Die Landtagsgrünen wollen das im vergangenen Jahr beschlossene Ladenöffnungsgesetz ändern und fordern die Rücknahme der Erlaubnis, an Sonntagen Bekleidung und Schmuck verkaufen zu dürfen.
Die im jetzt gültigen Gesetz getroffene "Ausflugsorteregelung" führe zu erheblichen Verwerfungen zwischen einzelnen Kommunen und damit zu Benachteiligungen, sagte die stellvertretende Fraktionsvorsitzende Ursula Helmhold am Dienstag in Hannover.

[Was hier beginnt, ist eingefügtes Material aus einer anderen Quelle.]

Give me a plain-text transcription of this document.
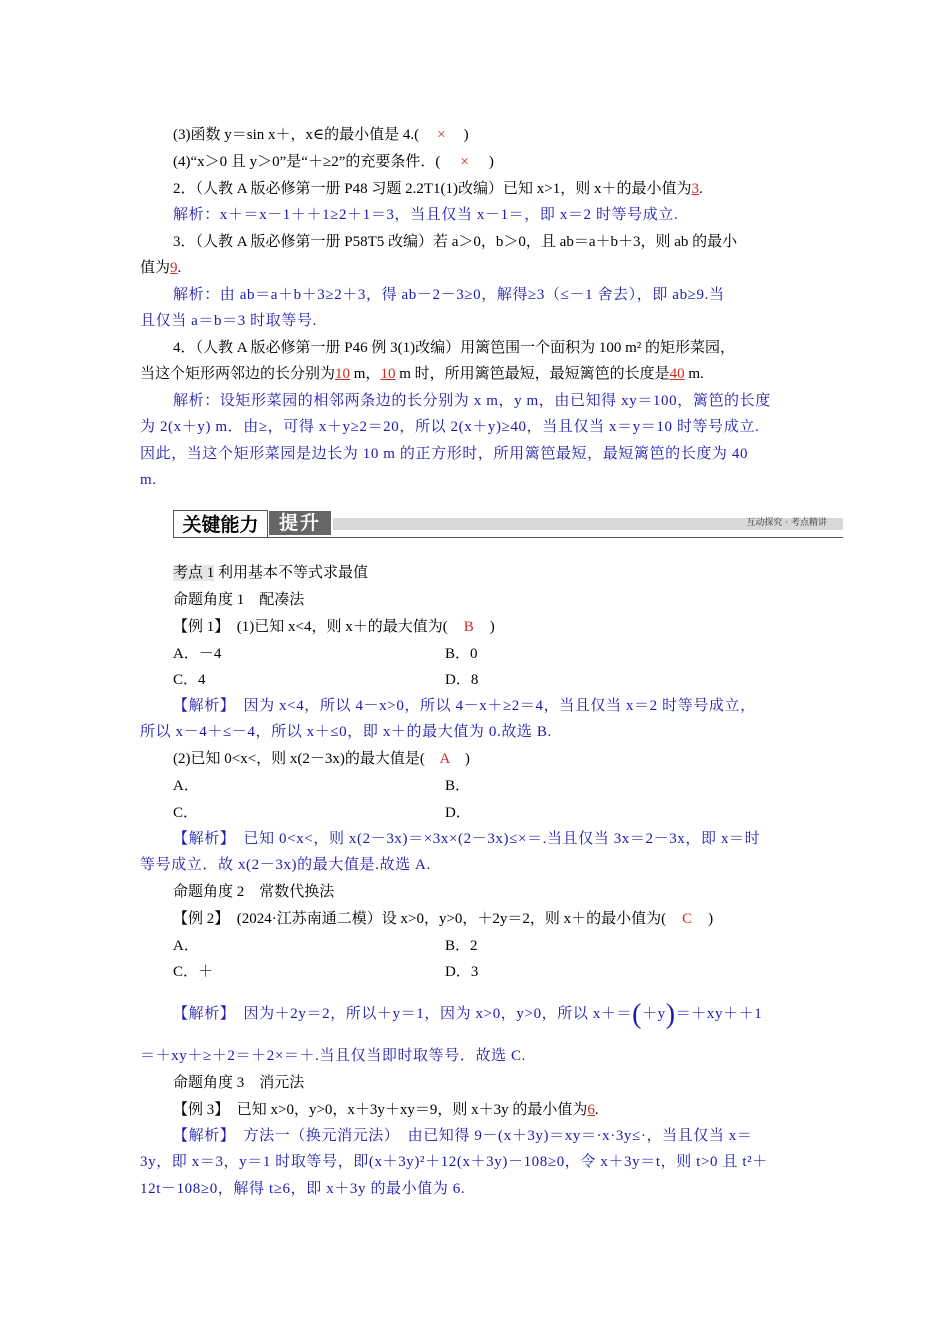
(3)函数 y＝sin x＋，x∈的最小值是 4.( × )
(4)“x＞0 且 y＞0”是“＋≥2”的充要条件．( × )
2．（人教 A 版必修第一册 P48 习题 2.2T1(1)改编）已知 x>1，则 x＋的最小值为3.
解析：x＋＝x－1＋＋1≥2＋1＝3，当且仅当 x－1＝，即 x＝2 时等号成立.
3．（人教 A 版必修第一册 P58T5 改编）若 a＞0，b＞0，且 ab＝a＋b＋3，则 ab 的最小
值为9.
解析：由 ab＝a＋b＋3≥2＋3，得 ab－2－3≥0，解得≥3（≤－1 舍去），即 ab≥9.当
且仅当 a＝b＝3 时取等号.
4．（人教 A 版必修第一册 P46 例 3(1)改编）用篱笆围一个面积为 100 m² 的矩形菜园，
当这个矩形两邻边的长分别为10 m，10 m 时，所用篱笆最短，最短篱笆的长度是40 m.
解析：设矩形菜园的相邻两条边的长分别为 x m，y m，由已知得 xy＝100，篱笆的长度
为 2(x＋y) m．由≥，可得 x＋y≥2＝20，所以 2(x＋y)≥40，当且仅当 x＝y＝10 时等号成立.
因此，当这个矩形菜园是边长为 10 m 的正方形时，所用篱笆最短，最短篱笆的长度为 40
m.
关键能力	提升	互动探究 · 考点精讲
考点 1 利用基本不等式求最值
命题角度 1　配凑法
【例 1】　(1)已知 x<4，则 x＋的最大值为( B )
A．－4	B．0
C．4	D．8
【解析】　因为 x<4，所以 4－x>0，所以 4－x＋≥2＝4，当且仅当 x＝2 时等号成立，
所以 x－4＋≤－4，所以 x＋≤0，即 x＋的最大值为 0.故选 B.
(2)已知 0<x<，则 x(2－3x)的最大值是( A )
A．	B．
C．	D．
【解析】　已知 0<x<，则 x(2－3x)＝×3x×(2－3x)≤×＝.当且仅当 3x＝2－3x，即 x＝时
等号成立．故 x(2－3x)的最大值是.故选 A.
命题角度 2　常数代换法
【例 2】　(2024·江苏南通二模）设 x>0，y>0，＋2y＝2，则 x＋的最小值为( C )
A．	B．2
C．＋	D．3
【解析】　因为＋2y＝2，所以＋y＝1，因为 x>0，y>0，所以 x＋＝(＋y)＝＋xy＋＋1
＝＋xy＋≥＋2＝＋2×＝＋.当且仅当即时取等号．故选 C.
命题角度 3　消元法
【例 3】　已知 x>0，y>0，x＋3y＋xy＝9，则 x＋3y 的最小值为6.
【解析】　方法一（换元消元法）　由已知得 9－(x＋3y)＝xy＝·x·3y≤·，当且仅当 x＝
3y，即 x＝3，y＝1 时取等号，即(x＋3y)²＋12(x＋3y)－108≥0，令 x＋3y＝t，则 t>0 且 t²＋
12t－108≥0，解得 t≥6，即 x＋3y 的最小值为 6.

"Auf dieser Grundlage kann nahezu jeder Ort, der eine historische Sehenswürdigkeit besitzt, die Genehmigung für einen Sonntagsverkauf erwarten", kritisierte die Grünen-Politikerin. Helmhold warf der Landesregierung und den Koalitionsfraktionen vor, im Gesetzgebungsverfahren alle diesbezüglichen Warnungen ignoriert zu haben. Die Liberalisierung der Ladenöffnung führe zu Wettbewerbsverzerrungen und habe negative Folgen für die Beschäftigten und deren Familien.
Helmhold: "Besonders die Frauen zahlen einen hohen Preis für die neoliberale Konsumideologie der Koalition. Wenigstens der Sonntag muss als gemeinsamer Ruhetag für die im Einzelhandel Beschäftigten und deren Familien garantiert sein."